Disaster History in a nutshell:
"Atmospheric Rivers"
Fellow citizens, we cannot escape history.
-Abraham Lincoln
The phenomenon is best studied on the US West Coast. Historical records attest to the power of "atmospheric rivers" in that region.
The century's storm of the winter of 1861/62 particularly alarms researchers.
On Christmas Eve of that year, the heavens opened their floodgates over California.
In the ensuing weeks, everything unfolded as if from the pages of the Bible - only without an ark. For 45 days, heavy rain clouds traversed the land. Lakes formed in the Mojave Desert and the Los Angeles Basin.
Storms raged almost along the entire North American West Coast, from British Columbia down to Mexico. The Central Valley transformed into a sea of mud, 500 kilometers long and 30 kilometers wide.
An estimated 200,000 cattle drowned. "Thousands of farms are completely underwater," reported author William Brewer, who traveled the land at that time. In some places, not even the tops of telegraph poles protruded from the water.
The sludge stood three meters high in the downtown of the Californian capital, Sacramento. The newly elected governor, Leland Stanford, reached his inauguration by rowboat. During the ceremony on January 10, 1862, the water kept rising.
On the way back, the dignitary could only enter his residence through a window on the first floor. It was not until three months later that the murky water receded.
By then, the state was bankrupt. "The catastrophe is part of the punishment for our national sins," preached S.C. Thrall, a priest in San Francisco. Whether it was God's wrath or not, it is now established that the century's flood doesn't even rank among the worst in recent history.
The soil of California reveals how uncomfortable it could truly become. To obtain sediment cores, geologists drove their drill bits into marshes and meadows around the Bay of San Francisco.
The profiles unveiled a dramatic past. For example, two superstorms flooded the land at the beginning of the 12th and 15th centuries.
Especially destructive, however, was a storm that swept across the land in the winter of 1605. The floods deposited at least ten times as much sediment as the worst storms of the previous century.

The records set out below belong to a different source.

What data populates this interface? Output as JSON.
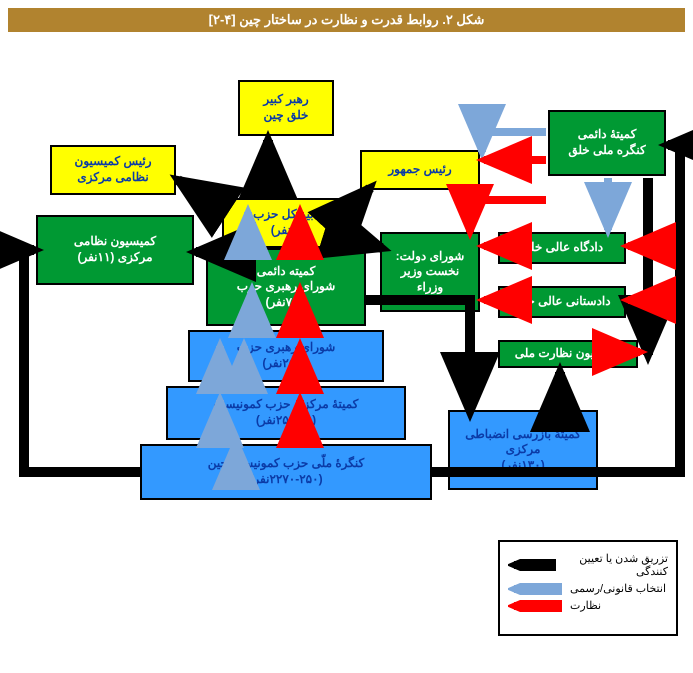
{
  "title": "شکل ۲. روابط قدرت و نظارت در ساختار چین [۴-۲]",
  "title_bg": "#b1832f",
  "title_color": "#ffffff",
  "colors": {
    "yellow": "#ffff00",
    "green": "#009933",
    "blue": "#3399ff",
    "black": "#000000",
    "border": "#000000",
    "legend_border": "#000000",
    "arrow_black": "#000000",
    "arrow_blue": "#7da7d9",
    "arrow_red": "#ff0000"
  },
  "boxes": {
    "leader": "رهبر کبیر\nخلق چین",
    "mil_chair": "رئیس کمیسیون\nنظامی مرکزی",
    "president": "رئیس جمهور",
    "npc_standing": "کمیتهٔ دائمی\nکنگره ملی خلق",
    "gensec": "دبیر کل حزب\n(۱نفر)",
    "cmc": "کمیسیون نظامی\nمرکزی (۱۱نفر)",
    "state_council": "شورای دولت:\nنخست وزیر\nوزراء",
    "supreme_court": "دادگاه عالی خلق",
    "procuratorate": "دادستانی عالی خلق",
    "nsc": "کمیسیون نظارت ملی",
    "psc": "کمیته دائمی\nشورای رهبری حزب\n(۷-۱نفر)",
    "politburo": "شورای رهبری حزب\n(۲۵-۷نفر)",
    "central_cmte": "کمیتهٔ مرکزی حزب کمونیست\n(۲۵۰-۲۵نفر)",
    "congress": "کنگرهٔ ملّی حزب کمونیست چین\n(۲۲۷۰-۲۵۰نفر)",
    "ccdi": "کمیتهٔ بازرسی انضباطی\nمرکزی\n(۱۳۰نفر)"
  },
  "legend": {
    "appoint": "تزریق شدن یا تعیین کنندگی",
    "elect": "انتخاب قانونی/رسمی",
    "oversee": "نظارت"
  }
}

"Atmospheric rivers" are massive bands of moist air currents that form over the oceans and can extend for several thousand kilometers. They transport moist, warm air from the tropics to temperate latitudes and unload their water load on the west coasts of continents.
Over mountain ranges, the air masses rise, cooling in the process. The contained water vapor condenses, leading to heavy rainfall. In the worst case, successive storms can rage for several weeks.
The result: rivers overflow, and coastal plains are extensively flooded.